Composer Camille Saint-Saëns (1835-1921) composed Le Carnaval des Animaux (Carnival of the Animals) in 1886 while taking a vacation in a small, beautiful Austrian village. The whimsical suite features 14 different movements, each one featuring an animal or group of animals. 

In the past century and a half, the work has become one of the romantic-era composer’s most famous works, which is ironic because he was a bit embarrassed about it being published at all.

From the Serious Spawns the Whimsical

At the time, Camille Saint-Saëns at the height of his musical and compositional career. By the year 1886, he had garnered widespread public acclaim and was known as a serious and mature composer. Saint-Saëns was already well-admired by the public for previous piano and violin concertos as well as other orchestral pieces. The pianist, organist, and composer had also published and performed several operas by that time. Although his operas didn’t gain much public traction in the moment, they didn’t diminish his reputation either. 

By the mid-to-late 1870s, Saint-Saëns enjoyed positive receptions in his honor across the European continent, adding to his reputation as a respected composer with his Danse Macabre in 1874, a superb First Cello Concerto, Op. 33, and a fourth piano concerto in 1875.

The year 1886 was an intense one for Saint-Saëns. He embarked on his Symphony #3 Organ in C minor, Op. 78. A San Francisco Symphony program note describes how immensely challenging the creative process was for him, “On May 18, 1886, Saint-Saëns wrote from London to his publisher, Auguste Durand: ‘We have sight-read the symphony.

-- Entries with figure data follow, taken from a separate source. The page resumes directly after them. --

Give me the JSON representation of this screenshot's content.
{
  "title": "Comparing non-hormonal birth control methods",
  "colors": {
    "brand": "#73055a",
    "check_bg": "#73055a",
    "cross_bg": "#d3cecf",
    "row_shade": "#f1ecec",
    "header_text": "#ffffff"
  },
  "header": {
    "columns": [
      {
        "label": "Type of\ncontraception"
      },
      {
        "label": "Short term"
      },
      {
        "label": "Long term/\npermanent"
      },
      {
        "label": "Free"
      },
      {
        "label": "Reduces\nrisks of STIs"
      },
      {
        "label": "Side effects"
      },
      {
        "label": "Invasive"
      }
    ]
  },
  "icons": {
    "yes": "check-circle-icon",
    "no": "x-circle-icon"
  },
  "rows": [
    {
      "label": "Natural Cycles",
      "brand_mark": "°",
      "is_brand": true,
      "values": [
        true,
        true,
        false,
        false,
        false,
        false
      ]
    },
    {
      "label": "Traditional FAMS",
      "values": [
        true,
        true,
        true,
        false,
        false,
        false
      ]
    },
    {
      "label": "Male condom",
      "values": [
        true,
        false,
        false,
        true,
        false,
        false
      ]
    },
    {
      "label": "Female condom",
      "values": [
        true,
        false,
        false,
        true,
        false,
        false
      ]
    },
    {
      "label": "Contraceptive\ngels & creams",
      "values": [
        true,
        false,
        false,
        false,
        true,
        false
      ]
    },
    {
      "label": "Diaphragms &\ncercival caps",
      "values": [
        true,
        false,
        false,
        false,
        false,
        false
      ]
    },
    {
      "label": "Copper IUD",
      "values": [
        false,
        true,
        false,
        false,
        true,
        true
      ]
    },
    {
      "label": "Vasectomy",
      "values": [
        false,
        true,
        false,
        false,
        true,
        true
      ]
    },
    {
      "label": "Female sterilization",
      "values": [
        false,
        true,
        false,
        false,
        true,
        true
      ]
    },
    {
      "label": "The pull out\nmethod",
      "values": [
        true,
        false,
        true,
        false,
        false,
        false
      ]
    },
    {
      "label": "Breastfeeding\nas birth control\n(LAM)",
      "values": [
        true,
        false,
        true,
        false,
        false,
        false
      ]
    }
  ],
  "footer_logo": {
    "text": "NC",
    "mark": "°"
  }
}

I was right: it is really terribly challenging.’” The process of composing the symphony was so difficult in fact, that Saint-Saëns took a break in the middle of the work and headed to Austria to rest.

Of course for the true composer “a restorative vacation” rarely means a complete break from music because the entire world is filled with song and inspiration. While he may have put his Third Symphony on hold for a bit, Saint-Saëns’ creative and artistic soul became entranced by the musical interpretation of the animals he had witnessed both in the small Austrian vacation town as well as throughout his world travels. (In addition to being a musical genius, Saint-Saëns was an avid world traveler, archaeologist, and writer.)

Thus, The Carnival of the Animals commenced, but only on paper...

Publication Put on Hold for 34 Years

Carnival of the Animals is typically the first of Saint-Saëns’ compositions a classical music lover ever hears and is considered one of his best works. Thus, it’s hard for contemporary musicians and audiences to believe his reluctance to publish and perform the work. Instead, Saint-Saëns struck a deal that the piece would not be published or performed (with one exception noted below) until after his death, which didn’t occur for another 34 years. 

The gorgeous and lyrical orchestral piece is 14 movements long. As mentioned before, each one represents a single or group of animals, often depicted with humor and wit and exceptionally creative use of instrumental voicing. We invite you to listen to the Royal Philharmonic performing the full 14 movements as you read their descriptions. 

If you aren’t already familiar with the work in its entirety, we suspect you’ll recognize more than one or two of them:

I. Introduction et marche royale du lion (Introduction and Royal March of the Lion)

II. Poules et coqs (Hens and Roosters)

III. Hémiones - animaux véloces (Wild Asses - quick animals)

IV. Tortues (Tortoises)

V. L'éléphant (The Elephant)

VI. Kangourous (Kangaroos)

VII. Aquarium

VIII. Personnages à longues oreilles (Characters with Long Ears)

IX. Le coucou au fond des bois (The Cuckoo in the Depths of the Woods)

X. Volière (Aviary)

XI. Pianistes (Pianists)

XII. Fossiles (Fossils)

XIII. Le cygne (The Swan)

XIV. Finale

There was one exception to Saint-Saëns’ “no publishing rule,” and that was for Movement 13: Le Cygne (The Swans). Watch the famous movement performed by cellist Yo-Yo Ma and pianist Kathryn Stott below:








Ultimately, the Carnival of the Animals feels like the ultimate expression of Saint-Saëns and his many talents. His virtuoso level of musicianship and composition, combined with his powers of archaeological observation, interests in the natural world, and abilities as a storyteller, yielded one of the most entertaining, moving, and famous classical music pieces ever written.